Un halo de incerteza y misterio recorre los noventa minutos en que transcurre Goodbye solo, tercer opus del realizador norteamericano Ramin Bahrani –nombre desconocido para el ámbito cinematográfico local- protagonizado por el senegalés Souleymane Sy Savane (taxista de profesión, que tuvo entre sus pasajeros al propio Bahrani y motivó esta película) y Red West, exclusivamente.

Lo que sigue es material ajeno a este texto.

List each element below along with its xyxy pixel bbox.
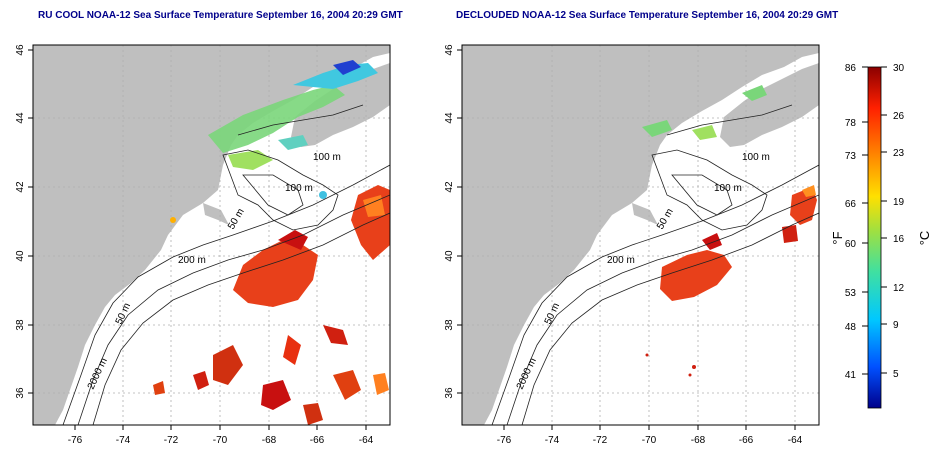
c-tick-label: 23 bbox=[893, 148, 905, 159]
c-tick-label: 5 bbox=[893, 369, 899, 380]
c-tick-label: 16 bbox=[893, 234, 905, 245]
y-tick-label: 36 bbox=[15, 387, 26, 399]
right-y-axis: 36 38 40 42 44 46 bbox=[444, 44, 455, 399]
left-map-title: RU COOL NOAA-12 Sea Surface Temperature … bbox=[38, 10, 403, 21]
left-warm-sst-patches bbox=[153, 185, 390, 425]
x-tick-label: -72 bbox=[593, 435, 608, 446]
x-tick-label: -76 bbox=[497, 435, 512, 446]
x-tick-label: -70 bbox=[642, 435, 657, 446]
celsius-unit-label: °C bbox=[917, 231, 932, 246]
contour-label-200m: 200 m bbox=[178, 255, 206, 266]
y-tick-label: 40 bbox=[444, 250, 455, 262]
y-tick-label: 38 bbox=[444, 319, 455, 331]
y-tick-label: 44 bbox=[444, 112, 455, 124]
right-cool-sst-patches bbox=[642, 85, 767, 140]
right-x-axis: -76 -74 -72 -70 -68 -66 -64 bbox=[497, 435, 803, 446]
c-tick-label: 12 bbox=[893, 283, 905, 294]
f-tick-label: 53 bbox=[845, 288, 857, 299]
y-tick-label: 36 bbox=[444, 387, 455, 399]
contour-label-200m: 200 m bbox=[607, 255, 635, 266]
y-tick-label: 44 bbox=[15, 112, 26, 124]
left-bathymetry-contours bbox=[62, 104, 390, 425]
colorbar-gradient bbox=[867, 66, 882, 409]
contour-label-100m-b: 100 m bbox=[714, 183, 742, 194]
f-tick-label: 66 bbox=[845, 199, 857, 210]
x-tick-label: -74 bbox=[545, 435, 560, 446]
colorbar-fahrenheit-ticks: 86 78 73 66 60 53 48 41 bbox=[845, 63, 857, 381]
f-tick-label: 60 bbox=[845, 239, 857, 250]
c-tick-label: 30 bbox=[893, 63, 905, 74]
x-tick-label: -66 bbox=[739, 435, 754, 446]
right-map-title: DECLOUDED NOAA-12 Sea Surface Temperatur… bbox=[456, 10, 839, 21]
x-tick-label: -66 bbox=[310, 435, 325, 446]
left-cool-sst-patches bbox=[170, 60, 378, 223]
f-tick-label: 41 bbox=[845, 370, 857, 381]
left-map-panel: 100 m 100 m 50 m 200 m 50 m 2000 m -76 -… bbox=[15, 44, 391, 446]
left-map-frame bbox=[32, 44, 391, 426]
left-x-axis: -76 -74 -72 -70 -68 -66 -64 bbox=[68, 435, 374, 446]
y-tick-label: 38 bbox=[15, 319, 26, 331]
f-tick-label: 86 bbox=[845, 63, 857, 74]
c-tick-label: 9 bbox=[893, 320, 899, 331]
right-bathymetry-contours bbox=[491, 104, 819, 425]
y-tick-label: 40 bbox=[15, 250, 26, 262]
x-tick-label: -64 bbox=[359, 435, 374, 446]
y-tick-label: 46 bbox=[444, 44, 455, 56]
left-y-axis: 36 38 40 42 44 46 bbox=[15, 44, 26, 399]
f-tick-label: 48 bbox=[845, 322, 857, 333]
x-tick-label: -74 bbox=[116, 435, 131, 446]
y-tick-label: 42 bbox=[15, 181, 26, 193]
c-tick-label: 26 bbox=[893, 111, 905, 122]
f-tick-label: 78 bbox=[845, 118, 857, 129]
colorbar: 86 78 73 66 60 53 48 41 30 26 23 19 16 1… bbox=[830, 63, 932, 409]
right-map-frame bbox=[461, 44, 820, 426]
x-tick-label: -64 bbox=[788, 435, 803, 446]
x-tick-label: -76 bbox=[68, 435, 83, 446]
fahrenheit-unit-label: °F bbox=[830, 231, 845, 244]
x-tick-label: -68 bbox=[691, 435, 706, 446]
y-tick-label: 46 bbox=[15, 44, 26, 56]
contour-label-100m-a: 100 m bbox=[742, 152, 770, 163]
x-tick-label: -70 bbox=[213, 435, 228, 446]
x-tick-label: -72 bbox=[164, 435, 179, 446]
colorbar-celsius-ticks: 30 26 23 19 16 12 9 5 bbox=[893, 63, 905, 380]
f-tick-label: 73 bbox=[845, 151, 857, 162]
contour-label-100m-a: 100 m bbox=[313, 152, 341, 163]
right-warm-sst-patches bbox=[645, 185, 817, 377]
contour-label-100m-b: 100 m bbox=[285, 183, 313, 194]
y-tick-label: 42 bbox=[444, 181, 455, 193]
x-tick-label: -68 bbox=[262, 435, 277, 446]
c-tick-label: 19 bbox=[893, 197, 905, 208]
right-map-panel: 100 m 100 m 50 m 200 m 50 m 2000 m -76 -… bbox=[444, 44, 820, 446]
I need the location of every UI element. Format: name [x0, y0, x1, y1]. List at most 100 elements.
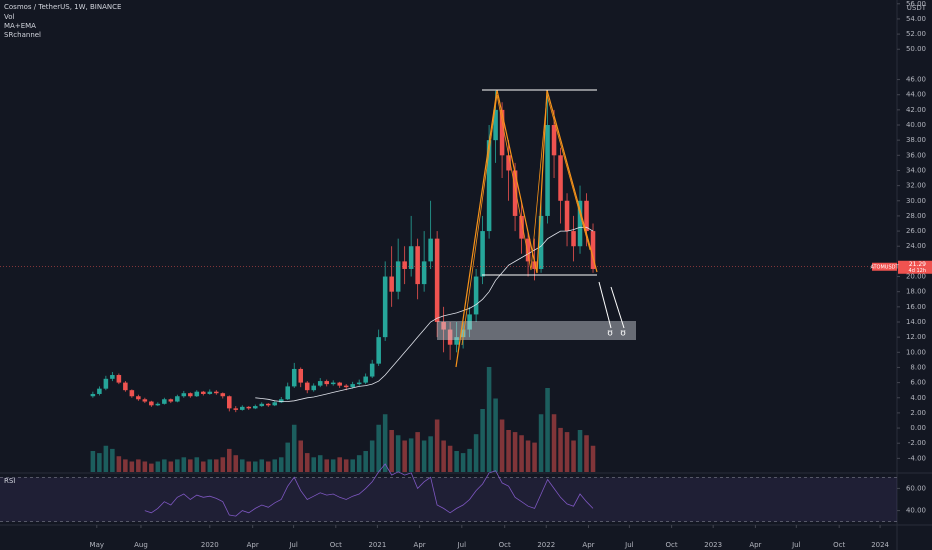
candle-body	[194, 391, 200, 397]
candle-body	[545, 125, 550, 216]
volume-bar	[499, 419, 505, 472]
y-tick-label: 4.00	[910, 394, 926, 402]
x-tick-label: Jul	[624, 541, 634, 549]
candle-body	[188, 393, 193, 397]
volume-bar	[382, 414, 388, 472]
arrow-head: ʊ	[620, 329, 626, 339]
candle-body	[402, 261, 407, 269]
arrow	[598, 281, 612, 329]
candle-body	[480, 231, 485, 277]
volume-bar	[538, 414, 544, 472]
y-tick-label: 8.00	[910, 363, 926, 371]
candle-body	[460, 329, 466, 338]
volume-bar	[246, 461, 252, 472]
x-tick-label: Aug	[134, 541, 148, 549]
y-tick-label: 38.00	[906, 136, 926, 144]
volume-bar	[149, 463, 154, 472]
candle-body	[136, 396, 141, 400]
candle-body	[493, 109, 498, 141]
candle-body	[538, 215, 544, 269]
volume-bar	[317, 455, 323, 472]
y-tick-label: 2.00	[910, 409, 926, 417]
volume-bar	[265, 461, 271, 472]
volume-bar	[181, 457, 187, 472]
volume-bar	[408, 438, 414, 472]
volume-bar	[493, 398, 498, 472]
last-price-label: 21.29	[909, 261, 926, 268]
volume-bar	[356, 455, 362, 472]
volume-bar	[324, 459, 329, 472]
volume-bar	[90, 451, 96, 472]
y-tick-label: 18.00	[906, 288, 926, 296]
y-tick-label: 30.00	[906, 197, 926, 205]
candle-body	[278, 399, 284, 403]
y-tick-label: 10.00	[906, 348, 926, 356]
indicator-label: MA+EMA	[4, 22, 36, 30]
candle-body	[129, 390, 135, 397]
volume-bar	[577, 430, 583, 472]
y-tick-label: -2.00	[908, 439, 926, 447]
candle-body	[590, 231, 596, 269]
candle-body	[558, 155, 563, 201]
volume-bar	[136, 459, 141, 472]
x-tick-label: Jul	[457, 541, 467, 549]
y-tick-label: 24.00	[906, 242, 926, 250]
volume-bar	[116, 456, 122, 472]
y-tick-label: 54.00	[906, 15, 926, 23]
chart-title: Cosmos / TetherUS, 1W, BINANCE	[4, 3, 121, 11]
candle-body	[272, 402, 278, 406]
candle-body	[447, 329, 453, 345]
candle-body	[376, 337, 381, 364]
y-tick-label: 46.00	[906, 76, 926, 84]
candle-body	[525, 238, 531, 262]
volume-bar	[421, 440, 427, 472]
candle-body	[467, 314, 472, 330]
y-tick-label: 56.00	[906, 0, 926, 8]
volume-bar	[233, 455, 239, 472]
candle-body	[350, 384, 355, 388]
volume-bar	[142, 461, 148, 472]
volume-bar	[558, 427, 563, 472]
candle-body	[227, 396, 232, 409]
volume-bar	[350, 459, 355, 472]
rsi-label: RSI	[4, 477, 15, 485]
volume-bar	[175, 459, 180, 472]
volume-bar	[155, 461, 161, 472]
candle-body	[571, 231, 576, 247]
volume-bar	[402, 440, 407, 472]
volume-bar	[298, 440, 304, 472]
x-tick-label: May	[90, 541, 104, 549]
volume-bar	[532, 442, 537, 472]
volume-bar	[252, 461, 258, 472]
y-tick-label: 36.00	[906, 151, 926, 159]
volume-bar	[201, 461, 206, 472]
volume-bar	[376, 424, 381, 472]
volume-bar	[304, 453, 310, 472]
candle-body	[519, 215, 524, 239]
candle-body	[395, 261, 401, 292]
volume-bar	[330, 459, 336, 472]
volume-bar	[506, 430, 511, 472]
x-tick-label: Apr	[414, 541, 426, 549]
volume-bar	[259, 459, 265, 472]
pattern-line	[455, 89, 598, 368]
y-tick-label: 6.00	[910, 379, 926, 387]
volume-bar	[441, 440, 446, 472]
volume-bar	[214, 459, 219, 472]
indicator-label: SRchannel	[4, 31, 41, 39]
candle-body	[486, 140, 492, 232]
candle-body	[246, 406, 252, 409]
x-tick-label: Apr	[749, 541, 761, 549]
x-tick-label: 2024	[871, 541, 889, 549]
candle-body	[298, 368, 304, 383]
candle-body	[532, 261, 537, 269]
y-tick-label: 50.00	[906, 45, 926, 53]
candle-body	[291, 368, 297, 387]
x-tick-label: Apr	[247, 541, 259, 549]
rsi-line	[144, 463, 594, 517]
candle-body	[441, 321, 446, 330]
volume-bar	[110, 448, 115, 472]
volume-bar	[395, 435, 401, 472]
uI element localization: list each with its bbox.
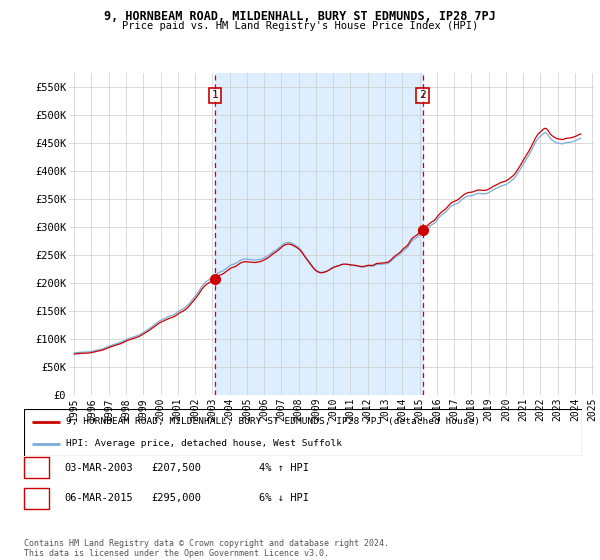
Text: 4% ↑ HPI: 4% ↑ HPI (259, 463, 309, 473)
Text: Price paid vs. HM Land Registry's House Price Index (HPI): Price paid vs. HM Land Registry's House … (122, 21, 478, 31)
Text: 2: 2 (419, 90, 426, 100)
Text: 03-MAR-2003: 03-MAR-2003 (64, 463, 133, 473)
Text: 1: 1 (33, 463, 40, 473)
Text: Contains HM Land Registry data © Crown copyright and database right 2024.
This d: Contains HM Land Registry data © Crown c… (24, 539, 389, 558)
Text: 9, HORNBEAM ROAD, MILDENHALL, BURY ST EDMUNDS, IP28 7PJ (detached house): 9, HORNBEAM ROAD, MILDENHALL, BURY ST ED… (66, 417, 480, 426)
Text: HPI: Average price, detached house, West Suffolk: HPI: Average price, detached house, West… (66, 439, 342, 448)
Text: 2: 2 (33, 493, 40, 503)
Text: 1: 1 (212, 90, 218, 100)
Text: £207,500: £207,500 (151, 463, 201, 473)
Text: 9, HORNBEAM ROAD, MILDENHALL, BURY ST EDMUNDS, IP28 7PJ: 9, HORNBEAM ROAD, MILDENHALL, BURY ST ED… (104, 10, 496, 22)
Text: £295,000: £295,000 (151, 493, 201, 503)
Bar (215, 73, 422, 395)
Text: 06-MAR-2015: 06-MAR-2015 (64, 493, 133, 503)
Text: 6% ↓ HPI: 6% ↓ HPI (259, 493, 309, 503)
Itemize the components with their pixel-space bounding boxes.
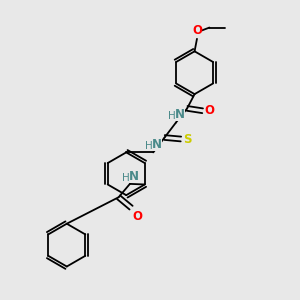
Text: O: O bbox=[192, 24, 202, 37]
Text: N: N bbox=[129, 170, 139, 183]
Text: N: N bbox=[175, 109, 185, 122]
Text: H: H bbox=[122, 173, 129, 183]
Text: H: H bbox=[167, 112, 175, 122]
Text: N: N bbox=[152, 138, 162, 151]
Text: O: O bbox=[132, 210, 142, 223]
Text: S: S bbox=[183, 133, 191, 146]
Text: H: H bbox=[145, 141, 153, 151]
Text: O: O bbox=[205, 104, 215, 117]
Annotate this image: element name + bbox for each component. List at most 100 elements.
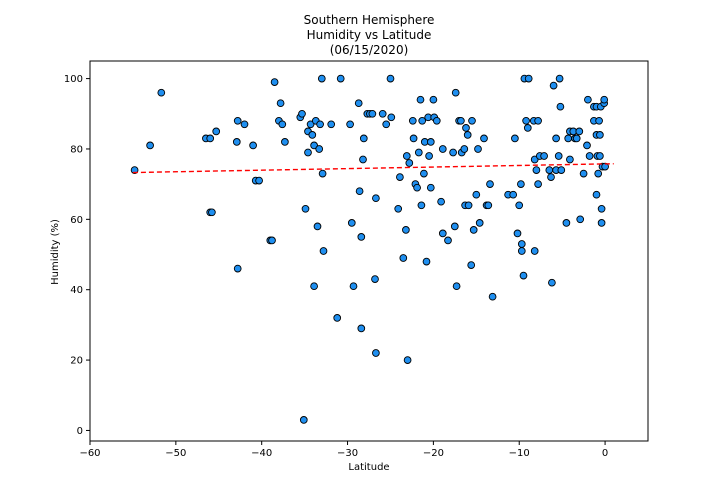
data-point: [249, 141, 257, 150]
data-point: [451, 88, 460, 97]
data-point: [422, 257, 431, 266]
data-point: [405, 159, 414, 167]
data-point: [278, 120, 287, 129]
data-point: [488, 292, 497, 301]
data-point: [313, 222, 322, 231]
x-tick-label: −40: [251, 448, 272, 459]
data-point: [336, 74, 345, 83]
data-point: [414, 148, 423, 157]
data-point: [310, 141, 318, 150]
data-point: [368, 109, 377, 118]
data-point: [517, 247, 526, 255]
data-point: [233, 264, 242, 273]
data-point: [232, 138, 241, 146]
data-point: [359, 155, 367, 164]
y-axis-label: Humidity (%): [50, 219, 61, 285]
data-point: [584, 95, 592, 104]
data-point: [460, 145, 469, 153]
data-point: [378, 109, 387, 118]
data-point: [438, 145, 447, 153]
data-point: [524, 74, 533, 83]
plot-area: −60 −50 −40 −30 −20 −10 0 0 20 40 60 80 100: [64, 60, 649, 459]
data-point: [299, 416, 308, 424]
data-point: [472, 190, 481, 199]
data-point: [276, 99, 285, 108]
data-point: [583, 141, 591, 150]
data-point: [319, 247, 328, 255]
data-point: [597, 219, 606, 227]
data-point: [457, 116, 465, 125]
y-tick-label: 0: [77, 426, 83, 437]
data-point: [327, 120, 336, 129]
data-point: [564, 134, 573, 143]
data-point: [359, 134, 368, 143]
data-point: [566, 155, 574, 164]
data-point: [486, 180, 494, 188]
data-point: [475, 219, 484, 227]
data-point: [480, 134, 488, 143]
data-point: [301, 204, 310, 213]
data-point: [534, 180, 542, 188]
data-point: [346, 120, 354, 129]
data-point: [355, 187, 364, 196]
data-point: [515, 201, 524, 210]
data-point: [396, 173, 404, 181]
data-point: [157, 88, 166, 97]
data-point: [408, 116, 417, 125]
data-point: [545, 166, 554, 174]
data-point: [585, 152, 594, 160]
chart-title-line-3: (06/15/2020): [330, 43, 409, 57]
data-point: [575, 127, 584, 136]
chart-title-line-1: Southern Hemisphere: [304, 13, 435, 27]
data-point: [426, 138, 435, 146]
data-point: [432, 116, 441, 125]
data-point: [452, 282, 461, 291]
data-point: [522, 116, 530, 125]
data-point: [594, 169, 603, 178]
data-point: [556, 102, 565, 111]
data-point: [437, 197, 445, 206]
data-point: [281, 138, 289, 146]
data-point: [386, 74, 395, 83]
data-point: [530, 247, 539, 255]
y-tick-label: 20: [70, 356, 83, 367]
data-point: [354, 99, 363, 108]
data-point: [233, 116, 242, 125]
data-point: [596, 131, 604, 139]
data-point: [255, 176, 263, 185]
data-point: [268, 236, 276, 245]
data-point: [402, 152, 411, 160]
plot-frame: [89, 60, 649, 442]
x-tick-label: −20: [423, 448, 444, 459]
data-point: [394, 204, 403, 213]
x-tick-label: −50: [165, 448, 186, 459]
data-point: [304, 148, 312, 157]
data-point: [402, 226, 410, 234]
data-point: [597, 204, 606, 213]
data-point: [298, 109, 306, 118]
data-point: [552, 134, 560, 143]
data-point: [467, 261, 476, 269]
data-point: [557, 166, 566, 174]
data-point: [555, 74, 564, 83]
data-point: [382, 120, 391, 129]
data-point: [387, 113, 396, 122]
data-point: [449, 148, 457, 157]
data-point: [464, 201, 473, 210]
data-point: [517, 240, 526, 248]
data-point: [349, 282, 358, 291]
data-point: [547, 173, 555, 181]
data-point: [403, 356, 412, 364]
data-point: [206, 134, 215, 143]
data-point: [523, 124, 532, 132]
data-point: [308, 131, 317, 139]
data-point: [429, 95, 438, 104]
data-point: [318, 169, 327, 178]
regression-line: [132, 163, 614, 174]
data-point: [317, 74, 326, 83]
data-point: [576, 215, 585, 224]
x-tick-label: −30: [337, 448, 358, 459]
data-point: [469, 226, 478, 234]
data-point: [572, 134, 581, 143]
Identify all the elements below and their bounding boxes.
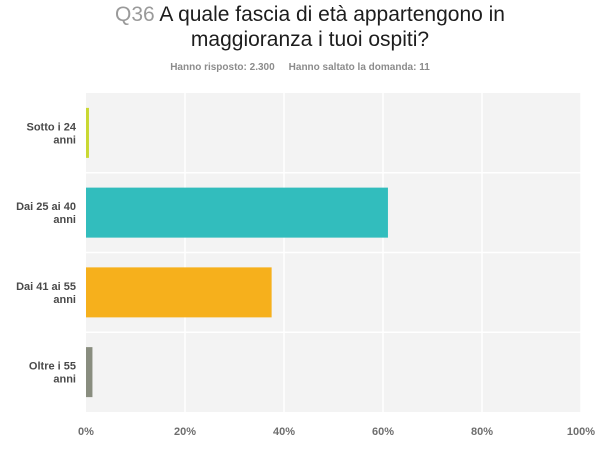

Ese misterio lejos de resolverse se agiganta a partir de una justa dosificación de información que despierta en Solo (Sy Savane) una serie de hipótesis y conjeturas que lo irán sumergiendo en la vida del enigmático William (West, otrora guardaespaldas del mismísimo Elvis Presley) con quien entabla una extraña relación que va más allá de la sencilla amistad y se dispara hacia zonas grises, donde el director desplegará una serie de subtramas apuntadas todas ellas a diferentes aspectos de las relaciones humanas con sus aristas más visibles como -por ejemplo- la relación entre padres e hijos y las menos evidentes tales como la soledad, los sueños frustrados, etc. Sin apelar al sentimentalismo y con una fuerte marca de austeridad en la puesta en escena, además de un ritmo pausado en la trama, sin excesos verbales, el director consigue con pocos recursos cinematográficos y una cámara atenta pero no invasiva adentrarse en la psicología y motivaciones de sus criaturas vampirizándolos en la soledad de la noche, respetando siempre el punto de vista de Solo en concordancia directa con el del espectador para ponerle algún nombre y espacio a los abismos y a las soledades humanas sin clausurar el relato bajo ninguna prédica moralista o fábula, pero eso sí con una melancolía soberbia que impregna a cada plano de una genuina emoción.